UNITED STATES
                      SECURITIES AND EXCHANGE COMMISSION
                            Washington, D.C. 20549

                                   FORM 8-K

                                CURRENT REPORT
    Pursuant to Section 13 or 15(d) of the Securities Exchange Act of 1934

        Date of Report (Date of earliest event reported): March 2, 2006

                           THE MIDDLEBY CORPORATION
            (Exact Name of Registrant as Specified in its Charter)

            Delaware                     1-9973                  36-3352497
 (State or Other Jurisdiction     (Commission File Number)     (IRS Employer
       of Incorporation)           Identification No.)

        1400 Toastmaster Drive, Elgin, Illinois                   60120
     (Address of Principal Executive Offices)                   (Zip Code)

                                 (847) 741-3300
              (Registrant's telephone number, including area code)

                                       N/A
          (Former Name or Former Address, if Changed Since Last Report)

Check the appropriate box below if the Form 8-K filing is intended to
simultaneously satisfy the filing obligation of the registrant under any of the
following provisions:

|_| Written communications pursuant to Rule 425 under the Securities Act (17 CFR
230.425)

|_| Soliciting material pursuant to Rule 14a-12 under the Exchange Act (17 CFR
240.14a-12)

|_| Pre-commencement communications pursuant to Rule 14d-2(b) under the Exchange
Act (17 CFR 240.14d-2(b))

|_| Pre-commencement communications pursuant to Rule 13e-4(c) under the Exchange
Act (17 CFR 240.13e-4(c))





Item 1.01         Entry into a Material Definitive Agreement.

     On March 2, 2006, the Compensation Committee (the "Committee") of the
Board of Directors (the "Board") of The Middleby Corporation (the "Company")
took the following actions:

     The Committee amended and restated The Middleby Corporation Executive
Officer Incentive Plan (the "Plan"). The Plan is intended to qualify Awards
paid under the Plan as performance-based compensation under Section 162(m) of
the Internal Revenue Code. Effectiveness of the Plan is contingent upon
shareholder approval of the Plan's material terms, including performance
criteria, at the Company's 2006 annual meeting of shareholders. The following
summary of the amended and restated Plan does not purport to be complete and
is qualified in its entirety by reference to the text of the amended and
restated Plan, a copy of which is attached hereto as Exhibit 10.1 and is
hereby incorporated by reference.


Eligible Participants - key employees, including executive officers, selected
by the Committee.

Potential Awards - potential Awards will be established by the Committee at
the beginning of each performance period. There are five calendar year
performance periods: 2006, 2007, 2008, 2009 and 2010. Special Incentive Awards
may be made, in the Committee's discretion, to selected key employees,
including executive officers. The size of each Special Incentive Award and the
selection of applicable shareholder-approved performance criteria are also at
the Committee's discretion, subject to a maximum of $3.5 million per Award.

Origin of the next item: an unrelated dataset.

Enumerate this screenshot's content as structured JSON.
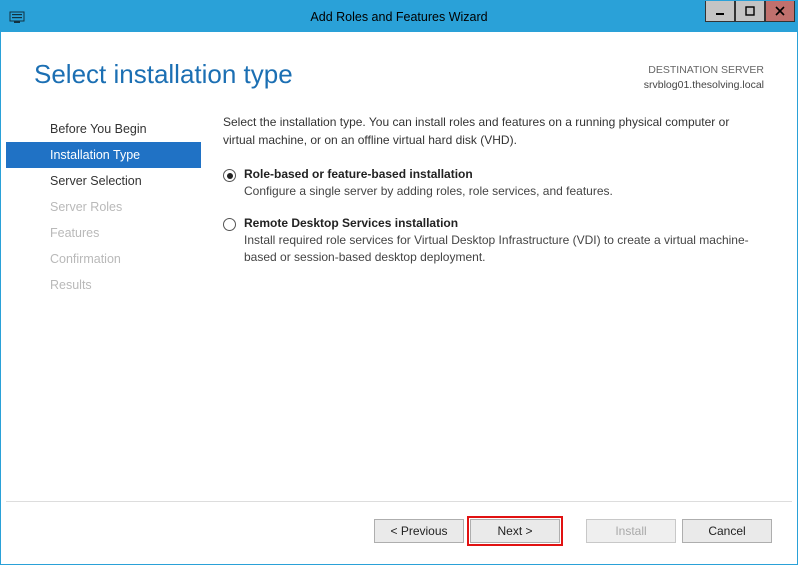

Performance Goals - specific, targeted Company performance goals will be
established by the Committee with respect to the Special Incentive Awards. The
performance goals will be based on performance criteria approved by
shareholders. To the extent permitted by Section 162(m) of the Internal
Revenue Code, the Committee will have discretion to adjust performance goals
in recognition of certain unusual or extraordinary events and changes in
applicable laws, regulations or accounting principles.

Procedures - within ninety (90) days after the beginning of each performance
period, the Committee may, in its sole discretion, establish Awards for key
employees it selects in accordance with the Plan. After the end of the
performance period, before any payments are made with respect to the
applicable Awards, the Committee must determine and certify whether any
applicable performance goals were attained. The Committee must also determine
the actual amounts to be paid to a participant with respect to an Award; the
Committee, in its sole discretion, may reduce the amount otherwise payable
pursuant to an Award.

Item 9.01.   Financial Statements and Exhibits.

             (c)  Exhibits.


Exhibit No.       Description
-----------       -----------

Exhibit 10.1      The Middleby Corporation Executive Officer Incentive Plan,
                  as amended and restated.










                                  SIGNATURES

         Pursuant to the requirements of the Securities Exchange Act of 1934, as
amended, the registrant has duly caused this report to be signed on its behalf
by the undersigned hereunto duly authorized.


                                             THE MIDDLEBY CORPORATION


Dated: March 8, 2006                         By: /s/ Timothy J. FitzGerald
                                                 --------------------------
                                                 Timothy J. FitzGerald
                                                 Vice President and
                                                 Chief Financial Officer









                                 Exhibit Index
                                 -------------

Exhibit No.       Description
-----------       -----------

Exhibit 10.1      The Middleby Corporation Executive Officer Incentive Plan,
                  as amended and restated.